High surveillance societies produce conformity, because we are what we do. What we do forms our habits, our habits form our character. If you are constantly under your boss’s thumb, you learn to act reflexively in ways that will satisfy your boss. Of course, we all rebel where we can, but the margins for rebellion are growing smaller and smaller.
We have created a society where people live regimented lives, doing what they are told, choosing from choices given to them, learning that nothing matters more than popularity, and constantly under supervision or at the beck and call of their teachers, bosses, and other lords and masters (including their parents; sorry parents).

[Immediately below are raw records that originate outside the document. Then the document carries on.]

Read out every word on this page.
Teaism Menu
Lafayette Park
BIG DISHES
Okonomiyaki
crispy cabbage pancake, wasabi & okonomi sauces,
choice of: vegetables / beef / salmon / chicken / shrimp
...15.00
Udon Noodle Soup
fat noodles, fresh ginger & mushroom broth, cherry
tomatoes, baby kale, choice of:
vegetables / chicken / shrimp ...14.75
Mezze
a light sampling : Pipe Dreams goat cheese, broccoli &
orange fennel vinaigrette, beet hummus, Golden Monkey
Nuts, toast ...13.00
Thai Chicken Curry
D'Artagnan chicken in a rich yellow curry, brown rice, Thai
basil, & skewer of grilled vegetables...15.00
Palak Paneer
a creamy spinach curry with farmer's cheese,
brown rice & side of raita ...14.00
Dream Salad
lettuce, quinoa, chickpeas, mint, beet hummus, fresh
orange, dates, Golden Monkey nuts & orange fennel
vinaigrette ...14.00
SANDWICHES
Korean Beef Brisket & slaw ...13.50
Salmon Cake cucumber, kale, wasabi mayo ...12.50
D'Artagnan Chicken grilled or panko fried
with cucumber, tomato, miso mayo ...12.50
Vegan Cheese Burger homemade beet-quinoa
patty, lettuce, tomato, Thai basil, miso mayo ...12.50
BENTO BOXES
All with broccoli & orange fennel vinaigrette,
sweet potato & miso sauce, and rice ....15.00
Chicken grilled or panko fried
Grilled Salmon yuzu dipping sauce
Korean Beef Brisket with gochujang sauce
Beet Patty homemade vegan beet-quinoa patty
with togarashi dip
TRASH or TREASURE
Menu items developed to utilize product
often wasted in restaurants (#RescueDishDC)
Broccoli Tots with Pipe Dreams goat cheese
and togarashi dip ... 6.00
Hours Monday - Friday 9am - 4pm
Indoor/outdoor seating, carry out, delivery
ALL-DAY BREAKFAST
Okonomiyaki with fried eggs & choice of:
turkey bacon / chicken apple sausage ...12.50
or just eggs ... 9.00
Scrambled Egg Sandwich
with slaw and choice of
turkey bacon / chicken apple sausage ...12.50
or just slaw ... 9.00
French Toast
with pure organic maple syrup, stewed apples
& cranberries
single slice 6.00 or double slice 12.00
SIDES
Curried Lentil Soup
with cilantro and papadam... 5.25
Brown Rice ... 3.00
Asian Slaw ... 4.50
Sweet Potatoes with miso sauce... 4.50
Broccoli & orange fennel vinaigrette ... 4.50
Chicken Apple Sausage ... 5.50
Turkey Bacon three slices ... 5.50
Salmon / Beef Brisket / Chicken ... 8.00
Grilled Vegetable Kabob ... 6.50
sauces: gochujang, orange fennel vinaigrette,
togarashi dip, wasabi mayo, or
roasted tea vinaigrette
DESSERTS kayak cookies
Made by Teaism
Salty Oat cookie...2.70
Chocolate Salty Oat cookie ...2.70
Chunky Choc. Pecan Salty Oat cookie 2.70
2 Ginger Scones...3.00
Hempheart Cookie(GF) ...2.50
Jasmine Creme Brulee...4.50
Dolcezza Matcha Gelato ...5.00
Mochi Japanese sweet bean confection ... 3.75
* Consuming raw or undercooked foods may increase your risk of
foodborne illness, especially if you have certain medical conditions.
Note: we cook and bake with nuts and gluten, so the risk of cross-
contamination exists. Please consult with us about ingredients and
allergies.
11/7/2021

This is not a society that makes people happy. There is good reason to believe (Diener) that rates of depression are about ten times higher than they were one hundred years ago. But more to the point, it is a society that creates people with the type of character that does not produce better futures, because they are conditioned to choose only from what is offered them, to sit down, shut up, and do what they are told, and to play popularity games. If you don’t, well, no good job for you, or no job at all, and in this society having very little money is very unpleasant. We do not think up our own options, create our own politics, choose options outside of the limited ones offered by our lords and masters.
We have been created this way, conditioned this way, trained this way, by the everyday experience of our lives, starting from a very young age. To be sure, this is far from the only reason our societies are dysfunctional and careening from disaster to disaster; there are very real material constraints on what people can do in this society, largely through control of who is given money and credit, but it is a major reason for our problems. We have been shaped into people our lords and masters sincerely hope are not fitted to freedom, not able to make choices outside what they offer, not able to challenge them effectively, and well suited to the trivial jobs they want us to perform, mostly by fighting over which billionaire is the richest.
If you want a free people, you must free your minds, but free minds come from the exercise of practical everyday freedom.